Having worked with clients such as Calvin Klein, M.A.C and Agent Provocateur you can regularly find his work splashed inside magazines like DAZED AND CONFUSED. Ex-mechanic Dave talks to NLCbeauty about the journey throughout his career and gives upcoming make-up artists some advice.
“I’m a professional make-up artist from Melbourne Australia, now living and working here in the UK. The UK is a major melting pot for fashion, creativity and the freedom of artistic expression.
“I set out on my career with big dreams and aspirations, the kind of things that get a good laugh when I informed people of what I was setting out to do. But that never really bothered me. I was never the kind of person to work in a mediocre job for 40 years only to be given a cheap watch and a crappy signed card at the end of it.
“My first job in make-up was working for a small agency in Melbourne, not really being able to do much make-up but rather a counter dolly. That was a challenge for a straight guy and was very hard but as time has gone on I have been able to become an artist with a difference, breaking the stereotype and maybe the mould.
“I have worked in most mediums from catwalk, editorial, short film, TV and more while relishing every moment of it with a true passion and love for what I do. Over the past 6 years I have settled into my favourite medium of being primarily an editorial make-up artist and working alongside my two other passions fashion and photography.
“I chose to work mainly in the fashion side of the art because there are far less boundaries. Shoots or catwalk shows are generally shot within the day and it is very fast-paced with little to no room for error so one has to be quick and on the ball. At the same time it can be a lot of fun! Every time I do a job I don’t see it so much as working, rather I see it as a hobby and I never get bored of it.
“I get a fair amount of freedom in my job and you work within the brief but you also express beyond it. Sometimes a client, photographer, stylist or designer may just hand the whole thing to you and say, “Do your thing, go crazy!” Whatever the case you still go over the ideas with them before you do what you have in mind.

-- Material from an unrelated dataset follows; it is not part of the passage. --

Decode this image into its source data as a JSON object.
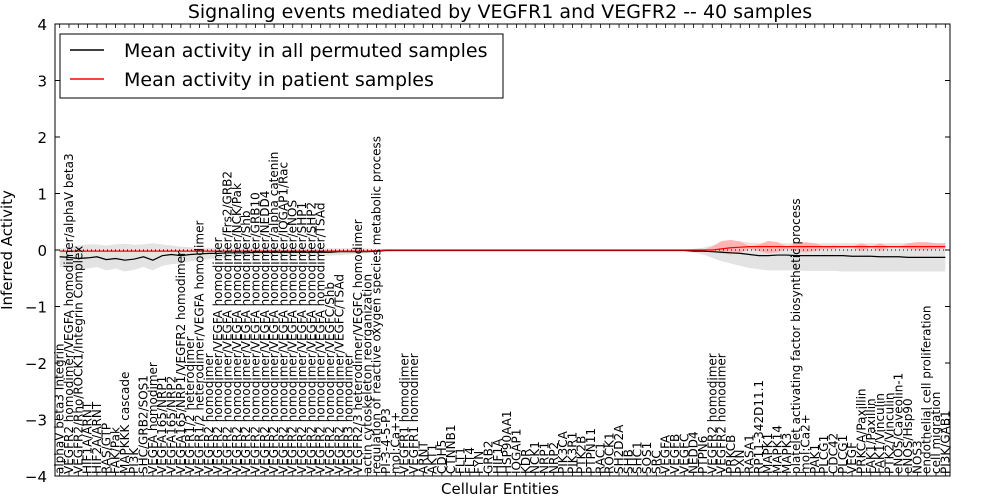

“I play about in various other artistic mediums as they all have so much in common with make-up. In saying this I don’t see make-up in a traditional point of view, I see it as art like any other. I firmly believe that anyone can wear anything, and look good in it. It’s largely my role as a make-up artist to ensure the overall look comes together.
“If you’re starting out as a make-up artist there are two paths you can take but these depend on what prior knowledge of art or make-up you have. If you’re not artistic and have no knowledge of art and/or make-up I’d suggest learning the whole lot in a long intensive course. However, look closely to what it provides and how good those teaching it are more than what it will cost.
“Unfortunately there are some who go to study make-up and think they are fully fledged make-up artists and that they will work with famous people right away. Or they get into it looking for the money. Either attitude will result in failure. Be patient and do it for the passion, and in time the rest, if that’s what you want, will follow.
“For myself, I made the jump into the field from a polar opposite career. Going from a mechanic and welder to the fashion world is not an easy trek. I have always been into art and was quite creative but I had no idea whatsoever about the history of make-up or what the individual products did, who did what and what did what? That is what I needed to learn. I took a university course that taught me the basic fundamentals. In nearly thirteen years since my study I have learnt an immense amount from working with others in the industry. The higher you work the better the skills you will learn. I use techniques from all kinds of art that I dabble in as the only difference is the canvas it is applied to.
“Make-up is a form of expression like our clothing, hair, or just about anything to do with identity. It expresses our mood, our opinions and our intent. It can mask our insecurities, strengthen our abilities or frame our confidence. Make-up is too often only viewed as a bit of lippy and a dash of shadow. It is deeper than that.”